Pulsars have high (birth) velocities, on average 450 km s^-1 (Lyne & Lorimer 1994) and maybe up to 1600 km s^-1 for individuals (e.g. Cordes & Chernoff 1998), much faster than that of other types of stars (typically a few tens km s^-1). The high velocity was probably caused by the asymmetric kick during supernova explosion when a pulsar was born. This leads to a large proper motion for (nearby) pulsars. However, measuring the proper motion is not an easy task since the precise positions of a pulsar at well-separated epochs have to be measured. Up to now, there are 96 pulsars with proper motion measurements (e.g. Taylor et al. 1993; Fomalont et al. 1997).

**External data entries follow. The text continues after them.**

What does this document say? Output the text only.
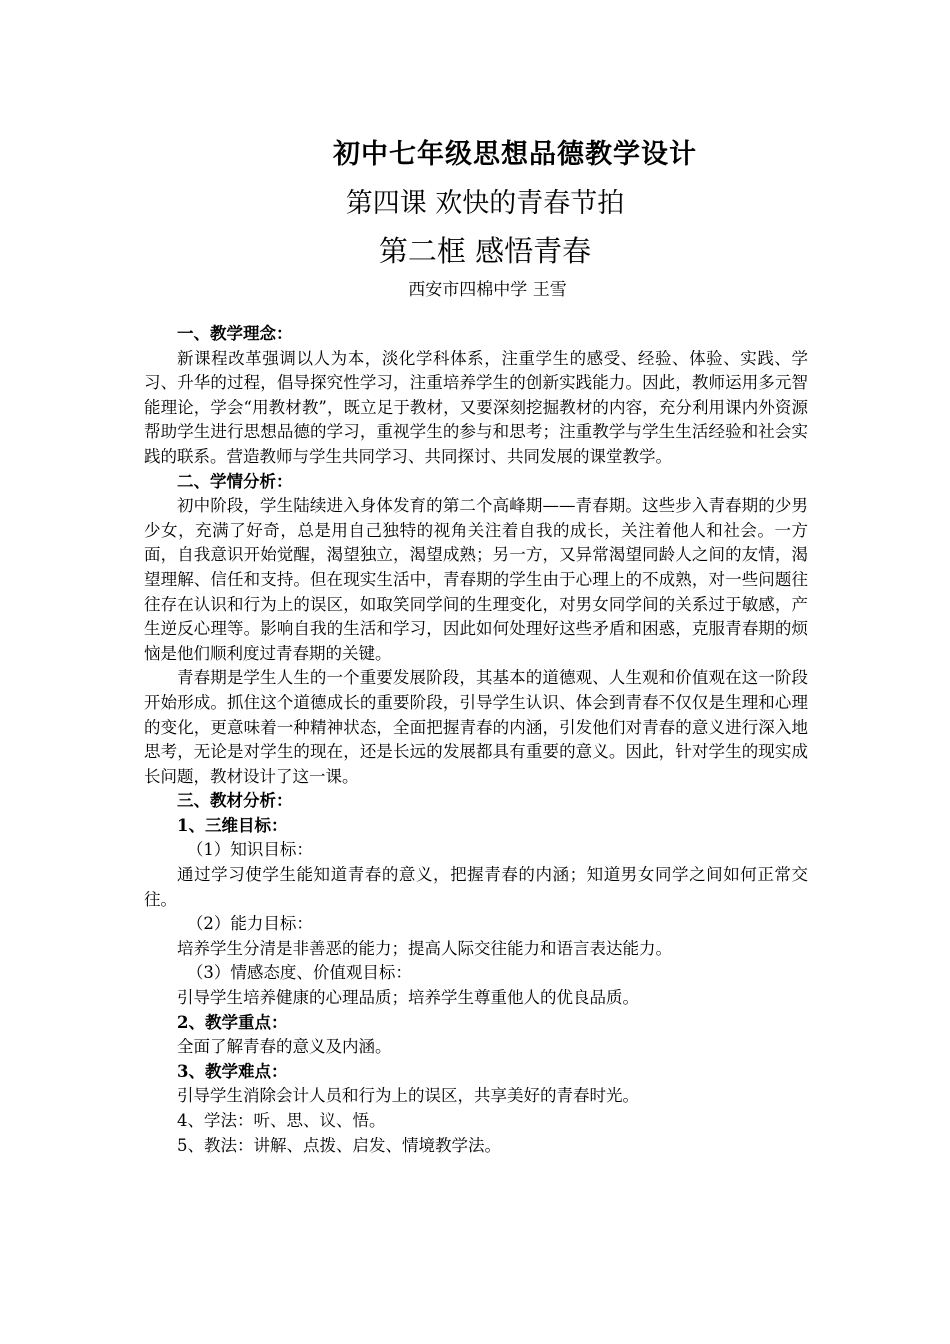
初中七年级思想品德教学设计
第四课 欢快的青春节拍
第二框 感悟青春
西安市四棉中学 王雪

一、教学理念：

新课程改革强调以人为本，淡化学科体系，注重学生的感受、经验、体验、实践、学习、升华的过程，倡导探究性学习，注重培养学生的创新实践能力。因此，教师运用多元智能理论，学会“用教材教”，既立足于教材，又要深刻挖掘教材的内容，充分利用课内外资源帮助学生进行思想品德的学习，重视学生的参与和思考；注重教学与学生生活经验和社会实践的联系。营造教师与学生共同学习、共同探讨、共同发展的课堂教学。

二、学情分析：

初中阶段，学生陆续进入身体发育的第二个高峰期——青春期。这些步入青春期的少男少女，充满了好奇，总是用自己独特的视角关注着自我的成长，关注着他人和社会。一方面，自我意识开始觉醒，渴望独立，渴望成熟；另一方，又异常渴望同龄人之间的友情，渴望理解、信任和支持。但在现实生活中，青春期的学生由于心理上的不成熟，对一些问题往往存在认识和行为上的误区，如取笑同学间的生理变化，对男女同学间的关系过于敏感，产生逆反心理等。影响自我的生活和学习，因此如何处理好这些矛盾和困惑，克服青春期的烦恼是他们顺利度过青春期的关键。

青春期是学生人生的一个重要发展阶段，其基本的道德观、人生观和价值观在这一阶段开始形成。抓住这个道德成长的重要阶段，引导学生认识、体会到青春不仅仅是生理和心理的变化，更意味着一种精神状态，全面把握青春的内涵，引发他们对青春的意义进行深入地思考，无论是对学生的现在，还是长远的发展都具有重要的意义。因此，针对学生的现实成长问题，教材设计了这一课。

三、教材分析：

1、三维目标：

（1）知识目标：

通过学习使学生能知道青春的意义，把握青春的内涵；知道男女同学之间如何正常交往。

（2）能力目标：

培养学生分清是非善恶的能力；提高人际交往能力和语言表达能力。

（3）情感态度、价值观目标：

引导学生培养健康的心理品质；培养学生尊重他人的优良品质。

2、教学重点：

全面了解青春的意义及内涵。

3、教学难点：

引导学生消除会计人员和行为上的误区，共享美好的青春时光。

4、学法：听、思、议、悟。

5、教法：讲解、点拨、启发、情境教学法。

Recently, the National Radio Astronomical Observatory (NRAO) Very Large Array (VLA) Sky Survey (NVSS) has been finished, which covers the sky north of Dec(J2000) $= -40\hbox{$^\circ$}$ at 1.4 GHz (Condon et al. 1998). The survey detected more than 1.8 million sources, with polarization measurements, down to a flux density limit about 2.5 mJy. Observations have a resolution of 45'', but the positional accuracy is a few arcsec for weak sources, and much better for strong sources. The observations were made with two IF channels at 1.365 and 1.435 GHz with an effective bandwidth of 42 MHz each. Most sources in the NVSS were observed in three pointings of 23 s each. The final sky map is the weighted sum from these pointings (Condon et al. 1998).

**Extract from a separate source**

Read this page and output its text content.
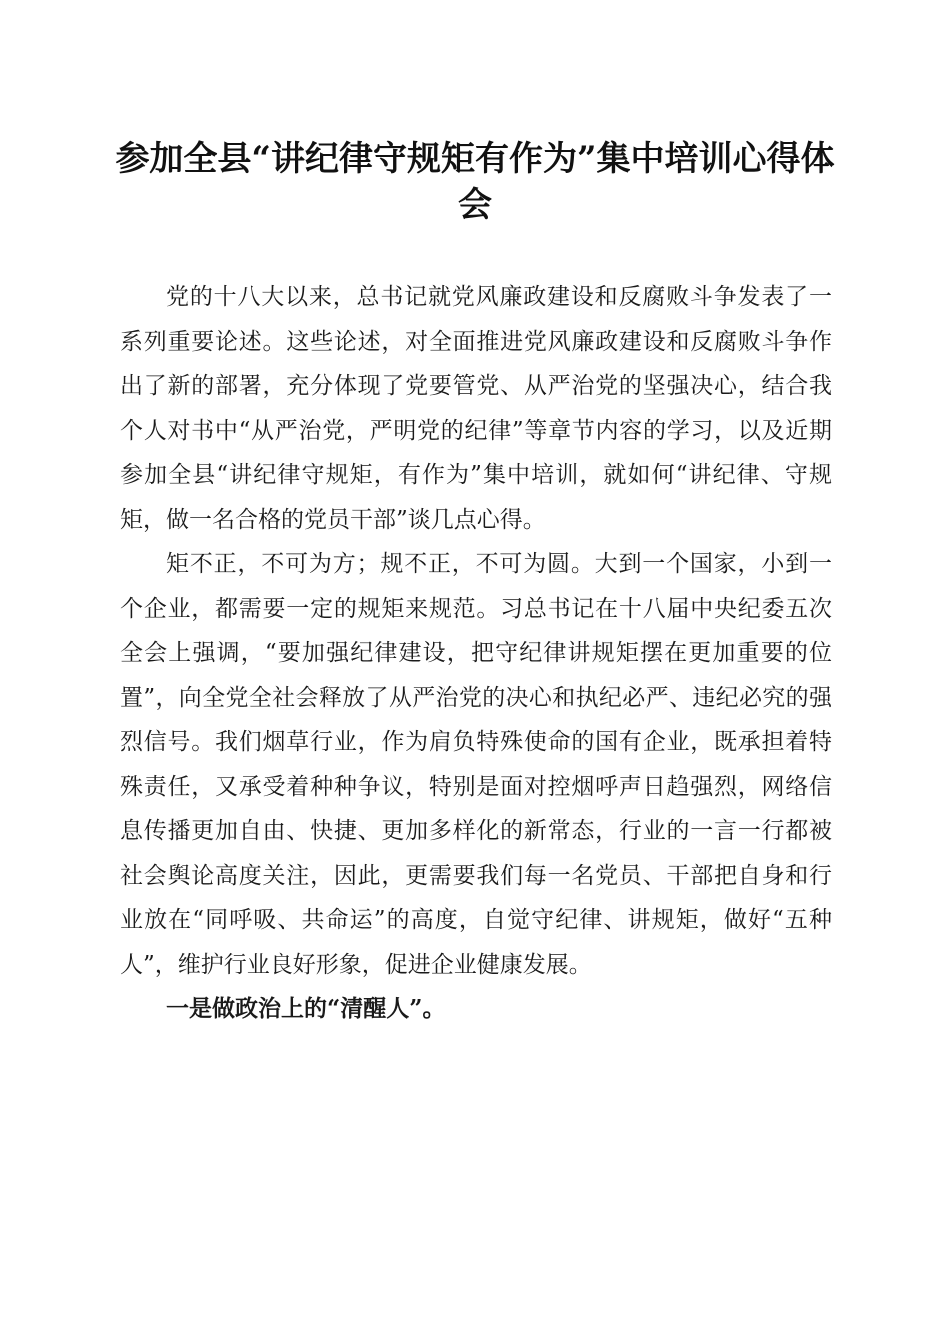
参加全县“讲纪律守规矩有作为”集中培训心得体会

党的十八大以来，总书记就党风廉政建设和反腐败斗争发表了一系列重要论述。这些论述，对全面推进党风廉政建设和反腐败斗争作出了新的部署，充分体现了党要管党、从严治党的坚强决心，结合我个人对书中“从严治党，严明党的纪律”等章节内容的学习，以及近期参加全县“讲纪律守规矩，有作为”集中培训，就如何“讲纪律、守规矩，做一名合格的党员干部”谈几点心得。

矩不正，不可为方；规不正，不可为圆。大到一个国家，小到一个企业，都需要一定的规矩来规范。习总书记在十八届中央纪委五次全会上强调，“要加强纪律建设，把守纪律讲规矩摆在更加重要的位置”，向全党全社会释放了从严治党的决心和执纪必严、违纪必究的强烈信号。我们烟草行业，作为肩负特殊使命的国有企业，既承担着特殊责任，又承受着种种争议，特别是面对控烟呼声日趋强烈，网络信息传播更加自由、快捷、更加多样化的新常态，行业的一言一行都被社会舆论高度关注，因此，更需要我们每一名党员、干部把自身和行业放在“同呼吸、共命运”的高度，自觉守纪律、讲规矩，做好“五种人”，维护行业良好形象，促进企业健康发展。

一是做政治上的“清醒人”。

We had tried to identify the pulsars from the NVSS catalog, and then to investigate the pulsar polarization properties and proper motions from continuum observations. In the sky region covered by the NVSS, there are 520 known pulsars according to the updated pulsar catalog of Taylor et al. (1993). Updated catalog was kindly provided by Manchester. Using the latest version of the NVSS catalog (with 1814748 entries), we identified 97 strong pulsars according to positional coincidence. During revising this paper for publication, we noticed that similar identification work has been done by Kaplan et al. (1998), but they emphasized the other aspects, such as position accuracy, scintillation effects and completeness of detections. Comparing to Kaplan et al. (1998), we got 24 further new identifications. In the following, we will not repeat their work, but present our results in Sect. 2. We discuss briefly in Sect. 3 about scintillations (Sect. 3.1), pulsar polarization properties (Sect. 3.2), and proper motions (Sect. 3.3). We compared the pulsar positions with those from the pulsar catalog if the epochs were separated over more than 5 years, and got the upper limits of proper motion of 18 pulsars, including one pulsar which has had no proper motion measurements previously.